オッペンハイマーと人文学の危機
「原爆の父」、オッペンハイマー。原子爆弾などというものを彼が作ってしまったのは、科学のことしか知らなかったからだ、などと思ったら大間違いである。ロスアラモスで世界初の原爆実験が行われた際、巨大なキノコ雲を前に彼の胸に去来したのは、なんと『バガヴァッド・ギーター』の一節だったという。若い頃は自作の詩も発表していたオッペンハイマーは、いわゆる文系の人間以上に人文学への造詣が深かったのだ。我々はこの事実をもっと真剣に受け止めなければならない。人文学は原爆製造を止められなかったという事実を。

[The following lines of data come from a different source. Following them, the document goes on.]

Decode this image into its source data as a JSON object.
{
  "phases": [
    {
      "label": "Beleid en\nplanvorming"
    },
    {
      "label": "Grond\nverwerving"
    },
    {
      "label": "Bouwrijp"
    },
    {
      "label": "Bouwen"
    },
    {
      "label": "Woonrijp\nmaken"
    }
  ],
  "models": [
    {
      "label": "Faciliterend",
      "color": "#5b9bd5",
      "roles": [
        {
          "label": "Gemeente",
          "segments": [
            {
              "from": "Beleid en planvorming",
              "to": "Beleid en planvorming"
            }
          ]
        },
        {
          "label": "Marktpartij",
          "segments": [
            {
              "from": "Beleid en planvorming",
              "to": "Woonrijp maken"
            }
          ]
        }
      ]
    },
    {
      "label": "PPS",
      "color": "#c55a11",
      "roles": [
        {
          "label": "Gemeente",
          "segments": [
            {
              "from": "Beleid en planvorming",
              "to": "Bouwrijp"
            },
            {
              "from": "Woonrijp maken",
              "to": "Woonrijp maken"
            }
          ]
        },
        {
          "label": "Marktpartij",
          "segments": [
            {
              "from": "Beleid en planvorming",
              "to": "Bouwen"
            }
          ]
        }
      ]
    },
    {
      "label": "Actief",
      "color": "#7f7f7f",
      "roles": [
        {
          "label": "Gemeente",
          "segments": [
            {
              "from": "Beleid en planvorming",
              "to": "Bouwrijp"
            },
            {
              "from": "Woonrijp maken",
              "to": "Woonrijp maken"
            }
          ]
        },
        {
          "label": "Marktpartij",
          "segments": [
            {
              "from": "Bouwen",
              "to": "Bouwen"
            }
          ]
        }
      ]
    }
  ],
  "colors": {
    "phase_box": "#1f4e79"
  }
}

もちろん、このような図式化は現実をあまりに単純化しすぎている。しかしながらオッペンハイマーの存在は、別の意味でも人文学の立場を危うくするものである。というのは、彼の存在は良くも悪くも非常にドラマチックだからだ。たとえば坂本龍一の「オッペンハイマーのアリア」は、上述の原爆実験を回想する彼の映像が流れる中で演奏される。その模様は、すこぶる神秘的ですらある。音楽も広い意味では人文学に含まれるとすれば、人文学は原爆製造を止められなかったばかりか、「原爆の父」に対して過剰な装飾を施してしまっているのではないか。
いずれにせよ、現実は単純ではない。現実を正しく理解するには、対象についての正確な知識が必要だ。もし手っ取り早く知識を得たければ、『90分でわかるオッペンハイマー』(青山出版社)が読みやすいだろう。だが哲学者や思想家を扱うこのシリーズに「原爆の父」が入っていること自体が、ある種の危機を示しているのかもしれない。